On September 27, 2010, the Ministry of Finance promulgated Circular 150/2010/TT-BTC guiding the application of value added tax (VAT) and the enterprise income tax to media organizations.
The circular provides guidelines related to the VAT and enterprise income tax applied to media organizations that are established and operate in accordance with the Press Law. These are public media organizations that make incomes from advertising activities, including newspapers that are able to self-support all or part of their regular activities.
VAT: Newspapers that are able to self-support all their activities can make out an account of incomes from advertising activities and pay the VAT according to the deduction method stipulated in the Value Added Tax Law and documents guiding the implementation of this law. These newspapers will be allowed to enjoy the deduction of the entire input VAT imposed on their fixed assets.
Enterprise income tax: Newspapers that are able to self-support all their activities by providing advertising services and other services, which are subject to the enterprise income tax, can make out an account of incomes and expenses so as to define the amount of taxable incomes according to stipulations of the Enterprise Income Tax Law and documents guiding the implementation of this law. In case the total amount of expenses is higher than the total amount of incomes, these newspapers will be allowed to use incomes from advertising activities to make up the difference before defining the amount of incomes that is subject to the enterprise income tax.
Media organizations will have to pay the enterprise income tax at the rate of 25 percent for the incomes they make from advertising activities as well as from the trade in goods and services.
The aforementioned circular also provides detailed instructions related to some types of expenses of media organizations.
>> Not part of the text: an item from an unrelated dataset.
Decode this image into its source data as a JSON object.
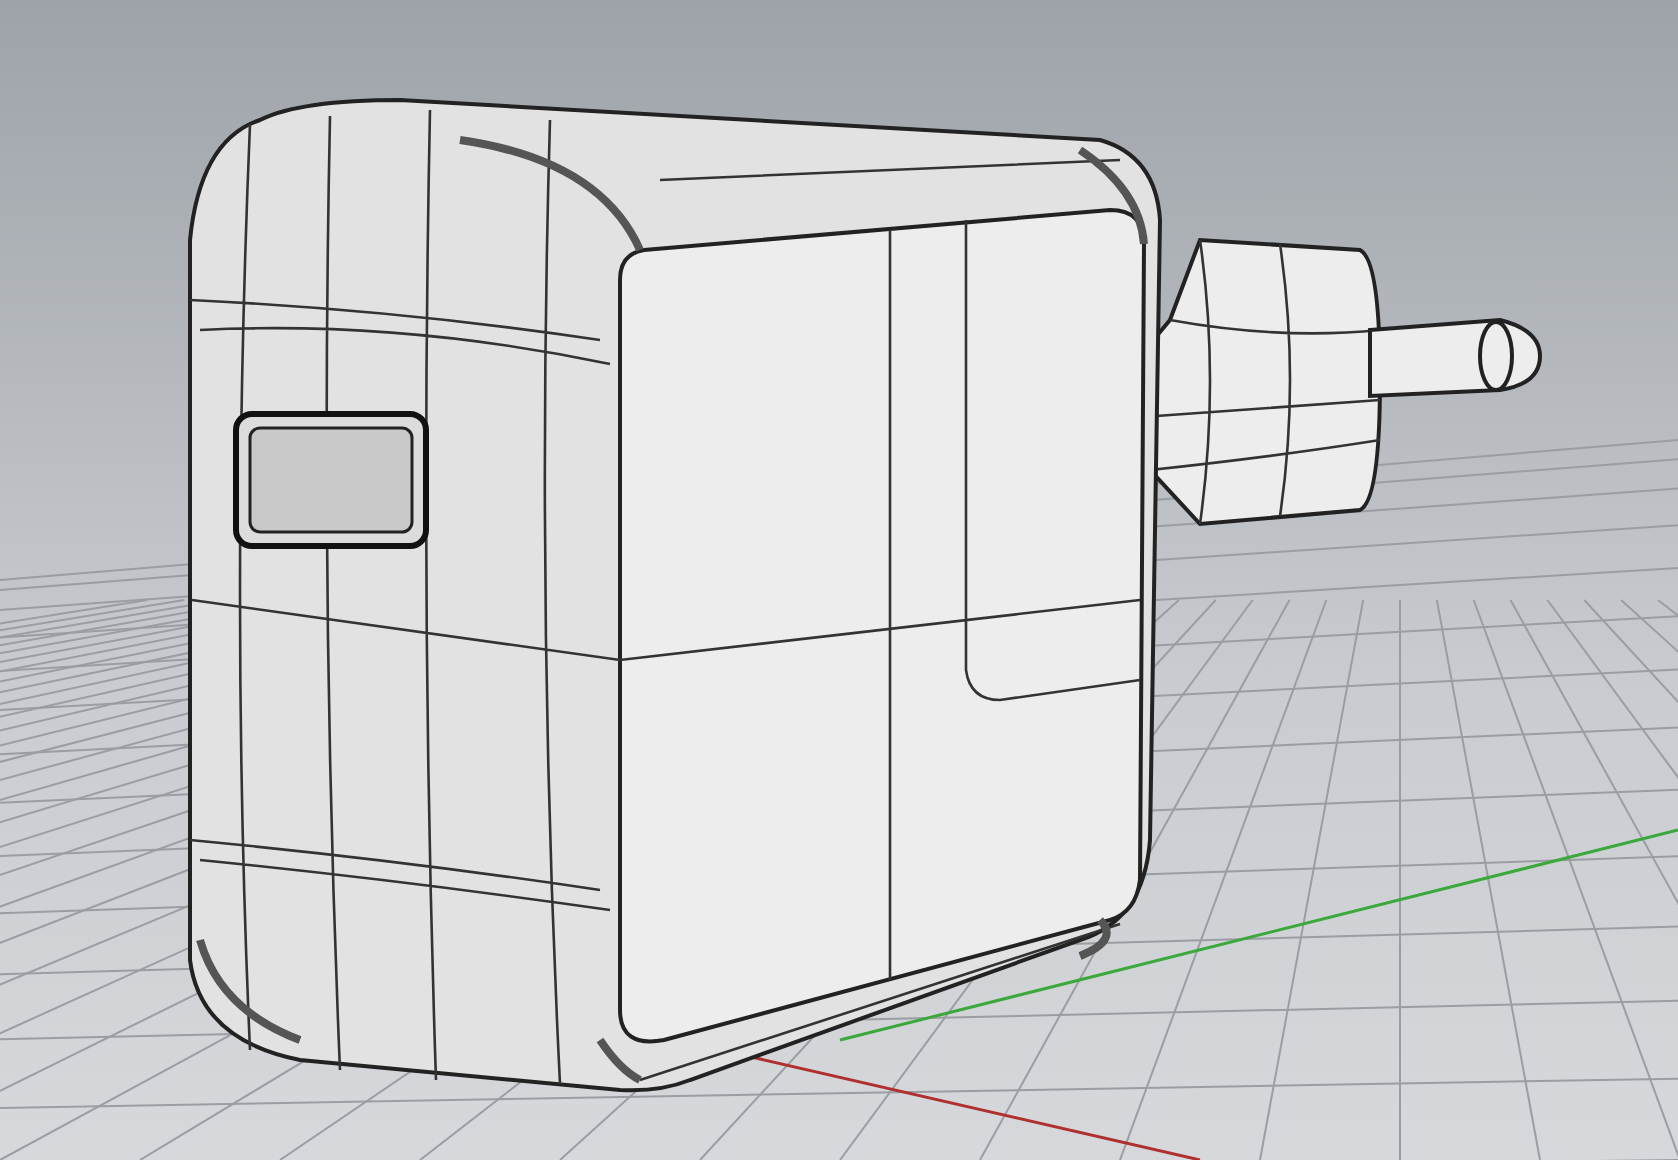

These include the salaries they pay their employees, the expenses on publications that are given for free (not more than 10 percent of the total deducted amount; for newly-established media organizations, these expenses should not exceed 15 percent of the total deducted amount for the first three years of their operations), not including the expenses on publications that are given for free to people who contributed significantly to the revolutionary cause, wounded/sick soldiers, people who work on islands, remote areas and places that are facing special difficulties as well as State management authorities. Other expenses will be dealt with according to stipulations of the Enterprise Income Tax Law.
Newspapers that are able to self-support part of their activities and make incomes from advertising activities can declare and pay the VAT in accordance with regulations that are applied to newspapers that are able to self-support all their activities.
The amount of VAT that media organizations have to pay is defined according to the following formula: Revenue x Ratio of added value to revenue (%) x VAT rate.
The salaries that are paid by media organizations are considered as reasonable expenses when defining the amount of incomes that is subject to the enterprise income tax.
Circular 150/2010/TT-BTC will take effect on November 12, 2010.